Crime comum, queima de arquivo, acerto de contas?

Assassinato do coronel reformado Paulo Malhães, 30 dias após ter confessado que torturou, matou e ocultou cadáveres na ditadura preocupa autoridades. 

 Najla Passos

Agência Brasil

Brasília - Há exatos 30 dias, o coronel reformado do Exército, Paulo Malhães, confessou à Comissão Nacional da Verdade (CNV) que torturou, matou e ocultou cadáveres de presos políticos da ditadura civil militar, além de detalhar como funcionava a Casa da Morte de Petrópolis, um centro clandestino de tortura onde pereceram cerca de 20 militantes. Antes, havia admitido à Comissão da Verdade do Rio de Janeiro e à imprensa que havia participado do ocultamento do cadáver do ex-deputado Rubens Paiva, sobre cujo desaparecimento em 1971 a ditadura sempre negou responsabilidade.

Mas no país que ainda se vale de uma Lei da Anistia fabricada pelos próprios militares, em 1979, para perpetuar a impunidade, saiu ileso de qualquer responsabilidade. Continuou a gozar sua aposentadoria custeada com recursos públicos na sua chácara na zona rural de Nova Iguaçu, na Baixada Fluminense, onde foi assassinado na noite desta quinta (24). De acordo com as informações preliminares da Polícia, três homens invadiram a propriedade, amarraram a esposa e o caseiro, asfixiaram o militar e roubaram as armas por ele colecionadas.

O crime guarda semelhanças com um outro ocorrido em novembro de 2012, quando o também coronel reformado do Exército Júlio Miguel Molinas Dias, foi assassinado na sua casa, em Porto Alegre. Segundo a Polícia, em uma tentativa frustrada de roubos de armas: a vítima também seria uma colecionadora.

Ex-diretor do Doi-Codi do Rio de Janeiro, Molinas guardava no local um termo de apreensão de objetos pessoais e documentos do ex-deputado Rubens Paiva, indício forte nunca antes revelado de que o preso político desaparecera em uma prisão do regime.

O assassinato de Malhães, descoberto na manhã de hoje, preocupou as autoridades, em especial os membros das comissões da verdade que dependem de depoimentos como o dele para concluir o desafio de contar a história do período autoritário. Coordenador da CNV, Pedro Dalari foi bastante comedido nas palavras ao pedir ao ministro da Justiça, José Eduardo Cardozo, que determinasse que o trabalho de investigação da Polícia carioca fosse acompanhado pela Polícia Federal, dada a possibilidade do crime manter relações com a investigação conduzida pela comissão, que é órgão federal.

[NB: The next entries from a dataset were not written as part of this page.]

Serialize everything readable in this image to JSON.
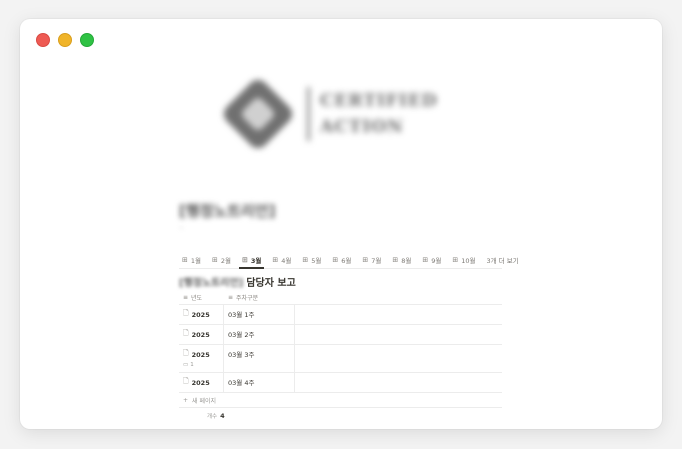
{
  "window": {
    "controls": [
      "close",
      "minimize",
      "maximize"
    ]
  },
  "logo": {
    "line1": "CERTIFIED",
    "line2": "ACTION"
  },
  "page": {
    "title": "[행정노트리언]",
    "subtitle": "-"
  },
  "tabs": [
    {
      "label": "1월",
      "icon": "table-icon",
      "active": false
    },
    {
      "label": "2월",
      "icon": "table-icon",
      "active": false
    },
    {
      "label": "3월",
      "icon": "table-icon",
      "active": true
    },
    {
      "label": "4월",
      "icon": "table-icon",
      "active": false
    },
    {
      "label": "5월",
      "icon": "table-icon",
      "active": false
    },
    {
      "label": "6월",
      "icon": "table-icon",
      "active": false
    },
    {
      "label": "7월",
      "icon": "table-icon",
      "active": false
    },
    {
      "label": "8월",
      "icon": "table-icon",
      "active": false
    },
    {
      "label": "9월",
      "icon": "table-icon",
      "active": false
    },
    {
      "label": "10월",
      "icon": "table-icon",
      "active": false
    }
  ],
  "tabs_more": "3개 더 보기",
  "database": {
    "title_prefix": "[행정노트리언]",
    "title": "담당자 보고",
    "columns": [
      {
        "label": "년도",
        "icon": "text-icon"
      },
      {
        "label": "주차구분",
        "icon": "text-icon"
      }
    ],
    "rows": [
      {
        "year": "2025",
        "week": "03월 1주",
        "comments": ""
      },
      {
        "year": "2025",
        "week": "03월 2주",
        "comments": ""
      },
      {
        "year": "2025",
        "week": "03월 3주",
        "comments": "1"
      },
      {
        "year": "2025",
        "week": "03월 4주",
        "comments": ""
      }
    ],
    "new_page": "새 페이지",
    "count_label": "개수",
    "count_value": "4"
  }
}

O coordenador da Comissão do RJ, Wadih Damous, entretanto, verbalizou a preocupação que toma conta dos militantes dos direitos humanos do país: o crime pode ter sido uma “queima de arquivo” para prejudicar as investigações em andamento e liquidar de vez com a possibilidade de restauração da verdade e, consequentemente, de uma futura punição para os culpados.

Brilhante Ustra, outro coronel reformado do Exército que atuou como diretor do Doi-Codi de São Paulo, acumulou responsabilidade por mais de 500 sessões de torturas e continua livre a politicamente atuante, reagiu indignado às suspeitas.

“Acabamos de ouvir na Globo News, ditas pelo repórter, as declarações de Wadih Damous, precipitadamente, sem nenhuma base em que se apoiar, o que já imaginávamos que seria dito pela esquerda: que o assassinato teria que ser muito bem investigado pois seria  uma queima de arquivos”, afirmou em seu blog, A Verdade Sufocada.

O ex-torturador também relacionou o crime com o do Coronel Molinas. “Os crimes foram bem parecidos: roubo de armas de um colecionador. Só falta encontrarem documentos comprometedores na casa do assassinado, como encontraram na casa do Cel Molinas, em novembro de 2013”, ironizou, insinuando uma outra hipótese mais palatável à boa imagem dos agentes da ditadura então: a de “acerto de contas”.